TDLR staff report rising barber applications, falling exam pass rate; agency plans summer summit

5323262 · June 17, 2025

Loading...

AI-Generated Content: All content on this page was generated by AI to highlight key points from the meeting. For complete details and context, we recommend watching the full video. so we can fix them.

Summary

Licensing staff reported higher practitioner and establishment numbers and a large rise in online Class A barber applications; education staff and board members raised concern about a falling written-pass rate and announced a summer summit to analyze exam performance by school type.

TDLR licensing and education staff told the Barbering and Cosmetology Advisory Board on June 2 that practitioner and establishment counts are increasing and that online Class A barber applications rose sharply in early 2025, while written exam pass rates have fallen and will be examined in a planned summit later this summer.

Yvonne Lopez of the Licensing Division told the board the agency’s practitioner population increased from FY24 to FY25 (data through April 30) and that the licensing team receives about 500–600 emails weekly. Lopez said 479 Class A barber applicants applied online between September and December 2024; 631 applied online between January and April 2025. She said continuing-education information for practitioner licenses that expire on or after Sept. 1, 2025, appeared on the online renewal screen on June 1, 2025, and that the 2023 law-and-rules book image was posted around May 15 so licensees can identify the current printed version.

Simone Cortez, who presented education and examination statistics, said exam-taker totals increased in the third quarter and described exam updates: the examination review committee (ERC) re-referenced barber items to new Millennium Pivot Point books, reviewing 402 existing items and making numerous edits. Cortez said the Class A barber exam is set to be republished Sept. 1, 2025. She also said the division reduced an email backlog and processed about 6,000 emails dating back to September.

Board member Salvador Flores expressed concern about written-pass rates, noting that 2,878 people failed and that the pass rate had fallen to 48.94 percent from about 51.2 percent. Staff acknowledged the decline and described steps to analyze the issue.
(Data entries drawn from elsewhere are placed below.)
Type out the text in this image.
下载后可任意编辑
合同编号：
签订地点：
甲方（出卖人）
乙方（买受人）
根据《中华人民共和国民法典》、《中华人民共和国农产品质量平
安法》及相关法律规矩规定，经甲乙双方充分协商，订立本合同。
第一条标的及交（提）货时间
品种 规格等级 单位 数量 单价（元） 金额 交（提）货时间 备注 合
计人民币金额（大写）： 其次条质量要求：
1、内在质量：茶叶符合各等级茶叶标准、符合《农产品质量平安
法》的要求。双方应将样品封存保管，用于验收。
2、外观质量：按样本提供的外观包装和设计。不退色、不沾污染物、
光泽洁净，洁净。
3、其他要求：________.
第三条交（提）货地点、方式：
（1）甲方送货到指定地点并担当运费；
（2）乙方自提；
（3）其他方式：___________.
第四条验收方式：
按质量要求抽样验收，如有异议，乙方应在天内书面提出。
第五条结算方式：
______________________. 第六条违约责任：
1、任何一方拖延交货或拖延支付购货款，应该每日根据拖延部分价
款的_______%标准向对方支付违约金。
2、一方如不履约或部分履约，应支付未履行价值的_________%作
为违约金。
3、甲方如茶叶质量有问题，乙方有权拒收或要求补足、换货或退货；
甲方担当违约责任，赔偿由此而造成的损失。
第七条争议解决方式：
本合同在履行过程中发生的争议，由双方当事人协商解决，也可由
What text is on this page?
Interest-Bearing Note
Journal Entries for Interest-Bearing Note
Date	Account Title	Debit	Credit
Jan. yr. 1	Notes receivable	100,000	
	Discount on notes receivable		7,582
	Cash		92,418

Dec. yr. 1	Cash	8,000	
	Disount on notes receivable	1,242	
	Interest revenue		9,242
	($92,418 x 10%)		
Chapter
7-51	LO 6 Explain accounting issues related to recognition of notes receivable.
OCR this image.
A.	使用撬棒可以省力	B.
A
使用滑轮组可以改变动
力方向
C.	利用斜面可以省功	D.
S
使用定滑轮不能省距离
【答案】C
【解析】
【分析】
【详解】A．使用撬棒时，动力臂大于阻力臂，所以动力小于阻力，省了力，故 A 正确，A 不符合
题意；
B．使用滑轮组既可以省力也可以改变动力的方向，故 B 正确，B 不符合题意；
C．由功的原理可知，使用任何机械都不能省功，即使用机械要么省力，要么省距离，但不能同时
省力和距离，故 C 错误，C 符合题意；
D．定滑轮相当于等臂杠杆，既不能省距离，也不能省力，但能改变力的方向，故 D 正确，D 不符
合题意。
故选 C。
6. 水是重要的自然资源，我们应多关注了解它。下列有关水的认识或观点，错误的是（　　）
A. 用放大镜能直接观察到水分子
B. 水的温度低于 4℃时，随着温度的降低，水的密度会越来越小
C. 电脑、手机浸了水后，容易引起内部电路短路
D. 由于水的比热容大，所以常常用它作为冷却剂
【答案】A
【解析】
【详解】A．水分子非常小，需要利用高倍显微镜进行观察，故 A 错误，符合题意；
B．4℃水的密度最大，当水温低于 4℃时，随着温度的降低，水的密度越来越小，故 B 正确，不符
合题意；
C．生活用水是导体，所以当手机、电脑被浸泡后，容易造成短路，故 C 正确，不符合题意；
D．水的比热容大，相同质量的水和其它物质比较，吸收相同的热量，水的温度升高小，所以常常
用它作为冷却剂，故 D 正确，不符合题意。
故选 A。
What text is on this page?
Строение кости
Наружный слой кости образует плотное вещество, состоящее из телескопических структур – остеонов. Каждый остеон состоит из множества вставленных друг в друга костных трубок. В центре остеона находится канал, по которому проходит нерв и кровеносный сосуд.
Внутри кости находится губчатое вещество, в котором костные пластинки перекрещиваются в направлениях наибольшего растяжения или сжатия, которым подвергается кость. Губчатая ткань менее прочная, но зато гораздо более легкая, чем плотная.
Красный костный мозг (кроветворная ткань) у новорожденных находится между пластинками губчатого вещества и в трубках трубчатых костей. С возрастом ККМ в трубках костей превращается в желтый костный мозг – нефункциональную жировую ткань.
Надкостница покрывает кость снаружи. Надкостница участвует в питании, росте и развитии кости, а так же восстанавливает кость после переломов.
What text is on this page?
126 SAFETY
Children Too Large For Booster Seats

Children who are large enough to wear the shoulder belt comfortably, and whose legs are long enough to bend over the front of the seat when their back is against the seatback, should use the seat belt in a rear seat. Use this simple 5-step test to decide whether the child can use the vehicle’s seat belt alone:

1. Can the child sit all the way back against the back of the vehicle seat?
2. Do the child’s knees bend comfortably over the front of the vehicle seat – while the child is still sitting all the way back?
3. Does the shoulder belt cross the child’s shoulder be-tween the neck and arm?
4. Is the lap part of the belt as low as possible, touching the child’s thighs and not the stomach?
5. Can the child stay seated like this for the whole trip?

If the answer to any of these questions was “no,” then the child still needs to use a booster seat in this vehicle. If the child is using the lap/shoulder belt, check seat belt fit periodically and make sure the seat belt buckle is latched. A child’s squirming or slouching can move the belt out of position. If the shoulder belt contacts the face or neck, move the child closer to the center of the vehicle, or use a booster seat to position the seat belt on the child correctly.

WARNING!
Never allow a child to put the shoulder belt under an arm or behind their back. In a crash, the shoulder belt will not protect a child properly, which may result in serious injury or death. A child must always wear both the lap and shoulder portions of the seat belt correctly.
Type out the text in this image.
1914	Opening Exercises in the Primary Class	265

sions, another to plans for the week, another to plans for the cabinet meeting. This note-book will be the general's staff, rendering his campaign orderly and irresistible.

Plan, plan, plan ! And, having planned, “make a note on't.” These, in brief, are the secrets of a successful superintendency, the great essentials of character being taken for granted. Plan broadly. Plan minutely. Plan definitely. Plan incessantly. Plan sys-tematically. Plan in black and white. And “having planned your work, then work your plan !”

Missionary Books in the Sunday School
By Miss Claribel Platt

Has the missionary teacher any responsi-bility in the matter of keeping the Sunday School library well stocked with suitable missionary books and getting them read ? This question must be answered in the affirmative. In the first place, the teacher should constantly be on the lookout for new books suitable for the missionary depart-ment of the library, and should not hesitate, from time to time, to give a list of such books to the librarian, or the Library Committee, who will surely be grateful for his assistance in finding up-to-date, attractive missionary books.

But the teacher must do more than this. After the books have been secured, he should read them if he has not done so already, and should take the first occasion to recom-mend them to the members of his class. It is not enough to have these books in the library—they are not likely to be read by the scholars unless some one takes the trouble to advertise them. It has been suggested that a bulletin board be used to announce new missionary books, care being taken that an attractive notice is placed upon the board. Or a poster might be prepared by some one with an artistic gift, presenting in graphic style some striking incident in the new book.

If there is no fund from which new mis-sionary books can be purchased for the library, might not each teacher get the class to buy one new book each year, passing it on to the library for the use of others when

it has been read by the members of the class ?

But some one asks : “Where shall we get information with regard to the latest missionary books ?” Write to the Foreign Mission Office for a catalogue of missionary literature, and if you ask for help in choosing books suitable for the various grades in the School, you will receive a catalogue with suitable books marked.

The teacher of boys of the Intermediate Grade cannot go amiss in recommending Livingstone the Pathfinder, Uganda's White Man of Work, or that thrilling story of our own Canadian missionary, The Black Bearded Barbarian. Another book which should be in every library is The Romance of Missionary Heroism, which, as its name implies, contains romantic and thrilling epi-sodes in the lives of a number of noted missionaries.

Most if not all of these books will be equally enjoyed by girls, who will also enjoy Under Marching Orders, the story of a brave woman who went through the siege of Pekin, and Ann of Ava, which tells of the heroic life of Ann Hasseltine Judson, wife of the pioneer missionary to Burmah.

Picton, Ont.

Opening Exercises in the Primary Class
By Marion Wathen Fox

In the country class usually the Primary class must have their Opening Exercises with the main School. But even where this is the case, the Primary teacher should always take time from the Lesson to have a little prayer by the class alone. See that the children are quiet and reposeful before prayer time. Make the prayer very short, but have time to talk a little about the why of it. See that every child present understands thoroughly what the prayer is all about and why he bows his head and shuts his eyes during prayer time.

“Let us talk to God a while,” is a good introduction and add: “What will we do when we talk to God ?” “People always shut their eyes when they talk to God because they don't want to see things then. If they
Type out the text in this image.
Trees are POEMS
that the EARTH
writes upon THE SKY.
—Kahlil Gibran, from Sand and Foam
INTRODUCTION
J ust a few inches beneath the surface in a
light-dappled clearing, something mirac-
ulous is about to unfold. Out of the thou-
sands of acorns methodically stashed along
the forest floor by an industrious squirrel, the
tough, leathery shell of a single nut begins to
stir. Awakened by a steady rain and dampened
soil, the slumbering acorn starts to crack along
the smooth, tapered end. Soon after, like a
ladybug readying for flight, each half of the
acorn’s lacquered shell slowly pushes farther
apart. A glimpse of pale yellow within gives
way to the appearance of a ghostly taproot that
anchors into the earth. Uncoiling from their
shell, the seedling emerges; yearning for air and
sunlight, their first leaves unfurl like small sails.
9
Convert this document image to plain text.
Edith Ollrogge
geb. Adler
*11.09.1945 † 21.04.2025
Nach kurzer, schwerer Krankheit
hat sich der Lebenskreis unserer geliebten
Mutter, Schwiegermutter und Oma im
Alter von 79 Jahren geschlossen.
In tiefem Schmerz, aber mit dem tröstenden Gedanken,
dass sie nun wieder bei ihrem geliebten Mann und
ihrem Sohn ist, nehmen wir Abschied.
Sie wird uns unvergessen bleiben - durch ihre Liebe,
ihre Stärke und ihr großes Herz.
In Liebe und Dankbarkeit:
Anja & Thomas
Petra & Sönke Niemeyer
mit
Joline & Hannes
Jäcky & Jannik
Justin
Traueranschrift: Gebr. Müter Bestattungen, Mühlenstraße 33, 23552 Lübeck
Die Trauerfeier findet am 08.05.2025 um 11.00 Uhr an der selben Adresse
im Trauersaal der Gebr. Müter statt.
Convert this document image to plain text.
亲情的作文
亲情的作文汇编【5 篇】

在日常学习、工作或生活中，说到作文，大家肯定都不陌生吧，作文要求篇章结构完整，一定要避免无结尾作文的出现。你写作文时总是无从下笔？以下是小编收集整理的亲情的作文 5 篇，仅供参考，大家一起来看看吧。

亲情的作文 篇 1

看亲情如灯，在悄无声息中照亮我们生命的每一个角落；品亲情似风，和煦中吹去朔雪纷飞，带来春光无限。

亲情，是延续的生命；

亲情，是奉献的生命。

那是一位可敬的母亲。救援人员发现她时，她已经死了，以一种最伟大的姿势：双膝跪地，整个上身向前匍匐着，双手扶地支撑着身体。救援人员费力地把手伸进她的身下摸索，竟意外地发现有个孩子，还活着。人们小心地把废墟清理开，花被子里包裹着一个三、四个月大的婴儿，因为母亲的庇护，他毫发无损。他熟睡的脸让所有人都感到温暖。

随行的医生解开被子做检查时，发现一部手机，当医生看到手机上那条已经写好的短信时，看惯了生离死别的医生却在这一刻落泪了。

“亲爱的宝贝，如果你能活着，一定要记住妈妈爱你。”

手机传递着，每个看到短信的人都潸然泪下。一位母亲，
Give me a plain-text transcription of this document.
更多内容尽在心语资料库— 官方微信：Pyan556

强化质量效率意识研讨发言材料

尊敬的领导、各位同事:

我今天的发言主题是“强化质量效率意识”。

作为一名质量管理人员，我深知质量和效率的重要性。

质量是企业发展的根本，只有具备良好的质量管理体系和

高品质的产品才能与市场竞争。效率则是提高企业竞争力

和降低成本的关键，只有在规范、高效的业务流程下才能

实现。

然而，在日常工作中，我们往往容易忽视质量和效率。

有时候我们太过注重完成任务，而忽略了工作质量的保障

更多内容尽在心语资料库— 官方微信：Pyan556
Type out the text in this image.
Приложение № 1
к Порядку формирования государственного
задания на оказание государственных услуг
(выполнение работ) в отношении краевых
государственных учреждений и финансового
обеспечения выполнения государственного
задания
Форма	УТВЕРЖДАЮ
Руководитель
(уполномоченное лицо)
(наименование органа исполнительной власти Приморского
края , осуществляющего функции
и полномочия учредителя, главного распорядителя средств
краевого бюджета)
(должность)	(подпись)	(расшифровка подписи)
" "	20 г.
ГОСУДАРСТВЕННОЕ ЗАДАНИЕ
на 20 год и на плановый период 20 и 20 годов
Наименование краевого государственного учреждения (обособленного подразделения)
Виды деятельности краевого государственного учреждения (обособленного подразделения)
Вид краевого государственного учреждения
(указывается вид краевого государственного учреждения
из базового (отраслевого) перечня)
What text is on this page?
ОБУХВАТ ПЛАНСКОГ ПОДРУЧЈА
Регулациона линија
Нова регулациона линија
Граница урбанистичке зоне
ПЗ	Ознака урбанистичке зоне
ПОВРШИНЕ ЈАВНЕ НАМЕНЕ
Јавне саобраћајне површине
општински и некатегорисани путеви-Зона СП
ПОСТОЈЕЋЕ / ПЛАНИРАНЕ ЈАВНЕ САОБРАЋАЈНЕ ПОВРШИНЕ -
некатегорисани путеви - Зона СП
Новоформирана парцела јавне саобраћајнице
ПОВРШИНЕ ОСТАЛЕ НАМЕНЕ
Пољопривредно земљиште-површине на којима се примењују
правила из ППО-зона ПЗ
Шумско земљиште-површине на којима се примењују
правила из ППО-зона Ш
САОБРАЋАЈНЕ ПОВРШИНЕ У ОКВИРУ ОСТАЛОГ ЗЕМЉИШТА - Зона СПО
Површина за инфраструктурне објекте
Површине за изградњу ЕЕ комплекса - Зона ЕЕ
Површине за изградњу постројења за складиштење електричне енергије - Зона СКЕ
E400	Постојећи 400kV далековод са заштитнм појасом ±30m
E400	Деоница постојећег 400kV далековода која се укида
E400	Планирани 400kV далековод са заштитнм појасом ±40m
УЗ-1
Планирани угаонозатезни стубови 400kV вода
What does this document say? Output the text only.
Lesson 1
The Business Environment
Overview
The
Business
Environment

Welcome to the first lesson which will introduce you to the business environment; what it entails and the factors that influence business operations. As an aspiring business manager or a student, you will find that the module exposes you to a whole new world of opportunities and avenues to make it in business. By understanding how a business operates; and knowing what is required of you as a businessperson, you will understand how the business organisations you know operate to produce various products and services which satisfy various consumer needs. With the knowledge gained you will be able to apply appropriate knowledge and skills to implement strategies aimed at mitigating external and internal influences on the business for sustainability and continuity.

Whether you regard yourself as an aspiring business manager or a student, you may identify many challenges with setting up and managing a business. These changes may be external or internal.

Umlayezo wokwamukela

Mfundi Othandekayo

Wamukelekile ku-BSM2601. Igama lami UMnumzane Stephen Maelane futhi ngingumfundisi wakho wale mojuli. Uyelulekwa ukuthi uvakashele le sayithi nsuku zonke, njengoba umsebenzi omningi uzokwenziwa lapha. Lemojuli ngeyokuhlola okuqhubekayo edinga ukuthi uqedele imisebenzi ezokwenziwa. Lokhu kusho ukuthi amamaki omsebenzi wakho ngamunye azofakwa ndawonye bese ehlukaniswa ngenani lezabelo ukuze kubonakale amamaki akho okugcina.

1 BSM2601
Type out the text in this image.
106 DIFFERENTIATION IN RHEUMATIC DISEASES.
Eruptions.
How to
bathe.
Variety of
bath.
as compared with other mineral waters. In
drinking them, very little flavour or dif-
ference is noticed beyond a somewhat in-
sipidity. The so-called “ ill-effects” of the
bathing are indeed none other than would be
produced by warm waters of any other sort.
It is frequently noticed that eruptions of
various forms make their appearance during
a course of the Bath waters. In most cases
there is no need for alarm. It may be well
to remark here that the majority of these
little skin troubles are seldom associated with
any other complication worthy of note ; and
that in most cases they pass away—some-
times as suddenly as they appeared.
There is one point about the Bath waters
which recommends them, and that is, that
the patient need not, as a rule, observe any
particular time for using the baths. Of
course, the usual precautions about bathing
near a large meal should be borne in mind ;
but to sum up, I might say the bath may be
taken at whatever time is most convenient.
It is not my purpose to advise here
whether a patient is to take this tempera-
Steve Bruno, deputy executive director for licensing services, said TDLR will hold a summit later this summer to study exam issues, including the written pass rate, and to break down data by school type — high schools, community colleges and private schools — because each operates differently and may need different remedies. Bruno said the agency posted a survey on the SHARES login to collect input on the written and practical exams and is considering options such as earlier eligibility windows for written exams in specialty programs.

Bruno also provided a brief legislative update affecting the program: House Bill 705 (the cosmetology compact) was sent to the governor on June 2, 2025, with a gubernatorial decision expected by June 22; House Bill 1778 passed and requires the commission to adopt continuing-education rules on identifying and assisting victims of human trafficking for license holders regulated under Chapter 1603; and House Bill 1560 (referenced by staff) concerns Class A barber continuing education and is in implementation work.

Board members asked staff to bring pass-rate concerns to the ERC and to provide further breakdowns. No formal vote was taken; staff described planned analyses and outreach to stakeholders.